AMD: Automatic Multi-step Distillation of Large-Scale Vision Models

Cheng Han, Qifan Wang, Sohail A. Dianat, Majid Rabbani, Raghuveer M. Rao, Yi Fang, Qiang Guan, Lifu Huang, Dongfang Liu

Published: 2024, Last Modified: 14 Jan 2026ECCV (65) 2024EveryoneRevisionsBibTeXCC BY-SA 4.0

Abstract: Transformer-based architectures have become the de-facto standard models for diverse vision tasks owing to their superior performance. As the size of these transformer-based models continues to scale up, model distillation becomes extremely important in real-world deployments, particularly on devices limited by computational resources. However, prevailing knowledge distillation methods exhibit diminished efficacy when confronted with a large capacity gap between the teacher and the student, e.g., 10\(\times \) compression rate.
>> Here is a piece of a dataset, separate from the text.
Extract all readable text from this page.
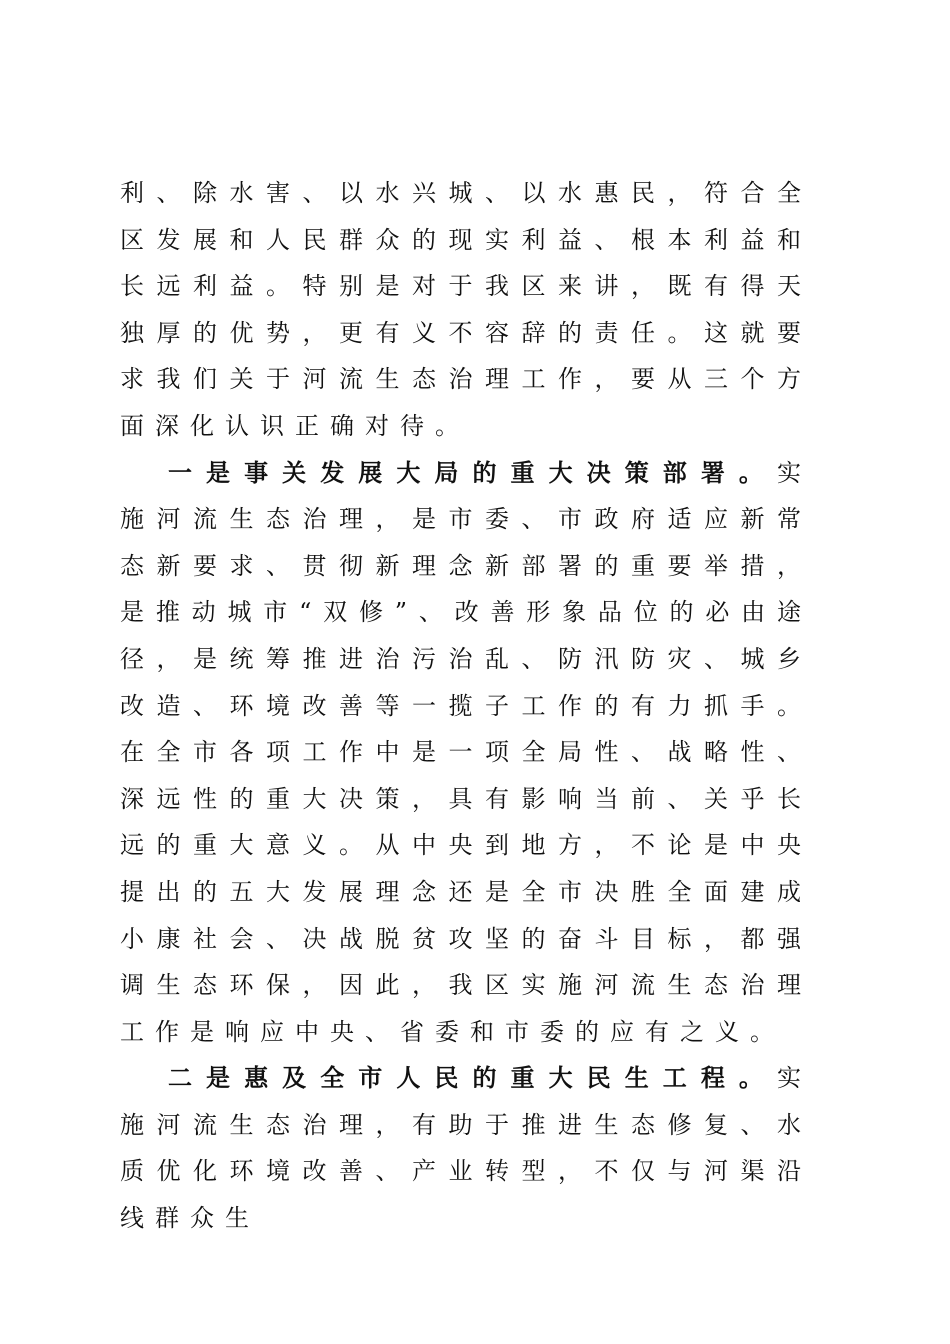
利、除水害、以水兴城、以水惠民，符合全区发展和人民群众的现实利益、根本利益和长远利益。特别是对于我区来讲，既有得天独厚的优势，更有义不容辞的责任。这就要求我们关于河流生态治理工作，要从三个方面深化认识正确对待。

一是事关发展大局的重大决策部署。实施河流生态治理，是市委、市政府适应新常态新要求、贯彻新理念新部署的重要举措，是推动城市“双修”、改善形象品位的必由途径，是统筹推进治污治乱、防汛防灾、城乡改造、环境改善等一揽子工作的有力抓手。在全市各项工作中是一项全局性、战略性、深远性的重大决策，具有影响当前、关乎长远的重大意义。从中央到地方，不论是中央提出的五大发展理念还是全市决胜全面建成小康社会、决战脱贫攻坚的奋斗目标，都强调生态环保，因此，我区实施河流生态治理工作是响应中央、省委和市委的应有之义。

二是惠及全市人民的重大民生工程。实施河流生态治理，有助于推进生态修复、水质优化环境改善、产业转型，不仅与河渠沿线群众生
In this paper, we present a novel approach named Automatic Multi-step Distillation (AMD) for large-scale vision model compression. In particular, our distillation process unfolds across multiple steps. Initially, the teacher undergoes distillation to form an intermediate teacher-assistant model, which is subsequently distilled further to the student. An efficient and effective optimization framework is introduced to automatically identify the optimal teacher-assistant that leads to the maximal student performance. We conduct extensive experiments on multiple image classification datasets, including CIFAR-10, CIFAR-100, and ImageNet. The findings consistently reveal that AMD outperforms several established baselines, paving a path for future knowledge distillation methods on large-scale vision models.